After his attempt to mislead the world community by holding the so-called free and fair election, the regime launched another weapon to divert the world leaders – ‘robust economic growth as proof that poverty is declining in the country because of good governance’. However, the statistics by which indicators of such economic growth derived were far from being credible. In addition to ignoring social and environmental degradation from the equation, the statistics failed to address the long-term problems.

To improve his chance for success, Zenawi also exploited local councils to build its oppressive organizational infrastructure, cajoled leaders from opposition parties to join its own gambling polity. The decentralization of the budget to a district level to a certain degree gave the local officials an economic reason to work for Zenawi although, armed coercion made them fearful of what would happen if they broke with Zenawi’s agenda of power usurpation.
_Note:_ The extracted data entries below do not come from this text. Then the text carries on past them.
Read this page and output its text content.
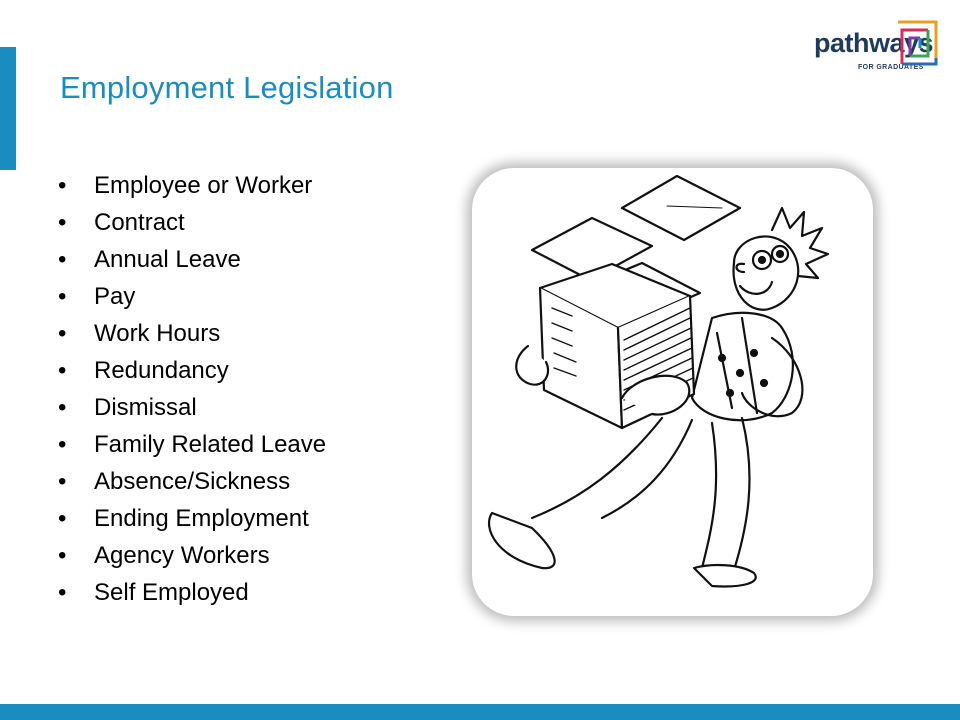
Employment Legislation
pathways
FOR GRADUATES
• Employee or Worker
• Contract
• Annual Leave
• Pay
• Work Hours
• Redundancy
• Dismissal
• Family Related Leave
• Absence/Sickness
• Ending Employment
• Agency Workers
• Self Employed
In conclusion, the worst obstacle to democratic development in Ethiopia has been the personalization of state power. The military and economic aids from abroad were used to selectively suppress dissents. The money sluices through a massive patronage machine that Zenawi uses to recruit support, reward loyalty, and buy off actual and potential opponents. In his effort to personalize the state further, Zenawi has skilfully undermined formal institutions of governance, preferring as he does to use highly arbitrary and informal methods of recruiting and rewarding officials. Above all, the absence of clear separation between the branches of government allowed the emergence of a very strong and an out of control executive resulting in such tyrant one-man regime. The way out could be building institutions that democracy requires, reworking the constitution, and then encouraging mass-political participation and unfettered electoral competition. This demands however, backing and stand staunchly with determined political oppositions as they struggle to empower the people, who should be the sovereign authority in Ethiopia, not the elite that came to power by force and is staying on it against their will by force. When elections are held in an institutional wasteland like Ethiopia, say in 2010 political competition typically coalesces around and entrenches the ethnic and sectarian divisions created by Zenawi as usual. The implication is that, not only is the one- man rule legitimized, but also subsequent efforts to democratize the country will be more difficult and more violent than ever.